Una partecipazione superiore a quella prevista nel clima sospeso del dopo lockdown e più di venti interventi hanno reso l’assemblea cittadina convocata da Potere al Popolo un appuntamento significativo.
Evocando la “Città pubblica” come discrimine e come visione, Potere al Popolo ha chiamato al confronto personalità e realtà sociali e politiche attive per cominciare a chiarire i contenuti di una alternativa per una città che molti indicano in declino, devastata socialmente e urbanisticamente ed in cui l’emergenza Covid 19 sta lasciando segni pesanti nei settori popolari già impoveriti da tempo.
Già la scelta del luogo dove tenere l’assemblea – l’occupazione abitativa di via delle Province – indica una scelta di campo e di priorità rispetto alle location salottiere nelle quali continua a trastullarsi “la sinistra” romana.
Negli interventi si sono alternati le attiviste e gli attivisti di Potere al Popolo e le realtà invitate. E ne è venuto fuori un quadro concreto di esperienze sociali sul campo – anche durante le lunghe settimane di clausura – e di necessaria proiezione politica dei conflitti e dei momenti di resistenza e autorganizzazione sociale.
Periferie, questione abitativa, devastazioni ambientali, lavoro povero, il ripristino e la centralità della sanità pubblica, lo stop alle privatizzazioni, sia quelle padronali sia quelle soft , ma altrettanto devastanti e disgreganti del cosiddetto “terzo settore” o privato sociale nel quale si sta infognando anche tanta “compagneria”, l’ipoteca insopportabile del debito comunale e del patto di stabilità, hanno cominciato a non sembrare più la lista della spesa o elenco di doglianze, ma il corpo delle contraddizioni di un’area metropolitana che nei decenni è stata consegnata totalmente nelle mani degli interessi privati, annullando proprio quella “città pubblica” che dovrebbe invece rappresentare le priorità sociali, la visione della città, la dislocazione delle risorse e degli investimenti nel segno degli interessi collettivi.

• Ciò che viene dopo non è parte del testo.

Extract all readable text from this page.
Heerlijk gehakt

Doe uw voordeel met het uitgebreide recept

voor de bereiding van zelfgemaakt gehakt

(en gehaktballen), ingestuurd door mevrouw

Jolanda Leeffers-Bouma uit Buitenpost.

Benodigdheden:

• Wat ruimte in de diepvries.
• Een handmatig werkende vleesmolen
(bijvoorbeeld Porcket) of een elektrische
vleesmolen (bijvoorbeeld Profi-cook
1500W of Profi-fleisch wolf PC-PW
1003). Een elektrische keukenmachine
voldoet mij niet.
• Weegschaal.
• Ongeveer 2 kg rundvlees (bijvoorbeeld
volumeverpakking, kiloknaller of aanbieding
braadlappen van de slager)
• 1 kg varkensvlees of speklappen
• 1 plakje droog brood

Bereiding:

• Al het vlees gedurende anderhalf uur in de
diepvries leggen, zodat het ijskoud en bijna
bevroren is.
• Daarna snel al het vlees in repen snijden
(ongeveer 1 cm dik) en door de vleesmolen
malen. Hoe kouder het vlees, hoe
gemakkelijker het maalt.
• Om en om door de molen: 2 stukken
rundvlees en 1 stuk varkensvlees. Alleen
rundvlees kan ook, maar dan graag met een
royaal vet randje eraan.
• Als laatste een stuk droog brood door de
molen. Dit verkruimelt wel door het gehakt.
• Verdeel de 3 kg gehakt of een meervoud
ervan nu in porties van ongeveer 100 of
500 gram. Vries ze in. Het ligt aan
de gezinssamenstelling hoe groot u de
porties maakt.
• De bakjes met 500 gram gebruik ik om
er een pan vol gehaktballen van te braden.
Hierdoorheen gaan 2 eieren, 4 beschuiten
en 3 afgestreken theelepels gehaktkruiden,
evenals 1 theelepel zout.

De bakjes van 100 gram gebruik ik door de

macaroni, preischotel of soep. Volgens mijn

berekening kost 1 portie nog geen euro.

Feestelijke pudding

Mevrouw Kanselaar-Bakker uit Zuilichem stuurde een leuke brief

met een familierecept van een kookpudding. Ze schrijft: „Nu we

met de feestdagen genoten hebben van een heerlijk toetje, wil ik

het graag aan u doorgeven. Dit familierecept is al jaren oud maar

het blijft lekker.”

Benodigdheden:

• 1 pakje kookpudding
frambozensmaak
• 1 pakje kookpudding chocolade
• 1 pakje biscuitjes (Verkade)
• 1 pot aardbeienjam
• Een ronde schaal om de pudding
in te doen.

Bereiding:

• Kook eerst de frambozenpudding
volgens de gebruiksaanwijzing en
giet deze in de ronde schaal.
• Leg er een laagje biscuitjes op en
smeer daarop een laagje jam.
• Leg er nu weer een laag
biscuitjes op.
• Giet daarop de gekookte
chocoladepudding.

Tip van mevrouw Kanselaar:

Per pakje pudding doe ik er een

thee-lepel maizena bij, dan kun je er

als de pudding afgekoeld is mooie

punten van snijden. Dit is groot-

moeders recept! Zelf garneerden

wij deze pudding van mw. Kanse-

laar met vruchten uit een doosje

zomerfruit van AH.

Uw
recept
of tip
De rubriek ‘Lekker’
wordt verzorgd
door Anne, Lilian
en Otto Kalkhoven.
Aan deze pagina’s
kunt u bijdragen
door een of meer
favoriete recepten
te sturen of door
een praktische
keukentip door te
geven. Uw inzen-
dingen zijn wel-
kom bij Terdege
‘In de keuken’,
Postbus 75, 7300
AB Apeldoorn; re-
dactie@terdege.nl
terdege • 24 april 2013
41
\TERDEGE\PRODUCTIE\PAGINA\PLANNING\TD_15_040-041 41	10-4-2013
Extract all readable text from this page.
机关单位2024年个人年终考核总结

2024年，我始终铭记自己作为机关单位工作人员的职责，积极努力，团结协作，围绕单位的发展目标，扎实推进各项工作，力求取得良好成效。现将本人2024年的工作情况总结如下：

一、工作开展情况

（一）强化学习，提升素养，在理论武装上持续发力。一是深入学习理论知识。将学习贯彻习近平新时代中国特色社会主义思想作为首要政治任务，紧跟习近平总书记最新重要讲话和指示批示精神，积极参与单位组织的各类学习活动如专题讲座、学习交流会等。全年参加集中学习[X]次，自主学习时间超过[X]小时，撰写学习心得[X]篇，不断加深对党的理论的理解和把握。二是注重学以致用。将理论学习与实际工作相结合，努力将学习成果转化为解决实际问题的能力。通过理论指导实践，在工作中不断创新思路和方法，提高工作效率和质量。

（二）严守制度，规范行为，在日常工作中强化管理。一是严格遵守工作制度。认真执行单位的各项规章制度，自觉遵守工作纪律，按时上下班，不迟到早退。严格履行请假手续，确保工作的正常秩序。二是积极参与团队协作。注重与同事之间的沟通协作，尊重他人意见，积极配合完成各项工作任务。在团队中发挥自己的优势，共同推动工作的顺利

E proprio il tema e la dichiarazione di principio sulla città pubblica è stato apprezzato dagli interlocutori intervenuti nell’assemblea – dall’urbanista Berdini a Stefano Fassina, dall’Usb agli economisti di Coniare Rivolta, dai lavoratori Aec al comitato per l’Acqua Pubblica, dai partiti aderenti al coordinamento delle sinistre d’opposizione e ad associazioni come “Nonna Roma”.
Inutile negare che molti degli interventi abbiano semplificato questo confronto già in termini di ricadute elettorali per le comunali del prossimo anno a Roma.
E questo è stato, rimane e sarà una delle differenze che restano con l’impianto e il percorso avviato da Potere al Popolo, che in diversi interventi ha sottolineato come oggi la “sinistra” sia invisa nelle periferie. Un nodo questo non eludibile.
La destra punta apertamente a strumentalizzare il disagio sociale nelle periferie – ma anche a diventare il nuovo referente dei poteri forti – per tornare al governo di Roma dove, è bene ricordarlo, ha fatto danni inenarrabili e spianato definitivamente la strada al malaffare, meritandosi la definizione di “destra de panza e de governo”.
Il M5S, che pure aveva capitalizzato politicamente il disagio delle periferie, è venuto meno clamorosamente alle aspettative suscitate ed oggi è in piena crisi liberando spazi contendibili sul piano della rappresentanza sociale e politica.
Il Pd e il mondo a lui collaterale – da Sinistra italiana all’associazionismo del terzo settore fino a settori di “compagneria” in piena caduta di difese immunitarie – punta a tornare ad essere il riferimento dei poteri forti e interessi privati che agiscono sulla Capitale, per ripristinare la sua funzione di “partito-sistema” rivelatosi decisivo nell’interdizione e lo smantellamento della città pubblica.
Sulla base delle esperienze accumulate in questi mesi sul piano sociale ma anche sul piano politico come la riuscita partecipazione alle elezioni suppletive al collegio di Roma 1 e la campagna per la sanità pubblica, con l’assemblea del 1 luglio Potere al Popolo ha fatto capire chiaramente che su Roma sarà in campo nel costruire un percorso indipendente ma aperto al confronto e convergenze nella costruzione di una alternativa popolare agli scenari esistenti, ma proprio a partire dalla rottura delle compatibilità. La “città pubblica”, appunto, è una affermazione di principio ma anche un programma di rottura con gli interessi e la narrazione dominante.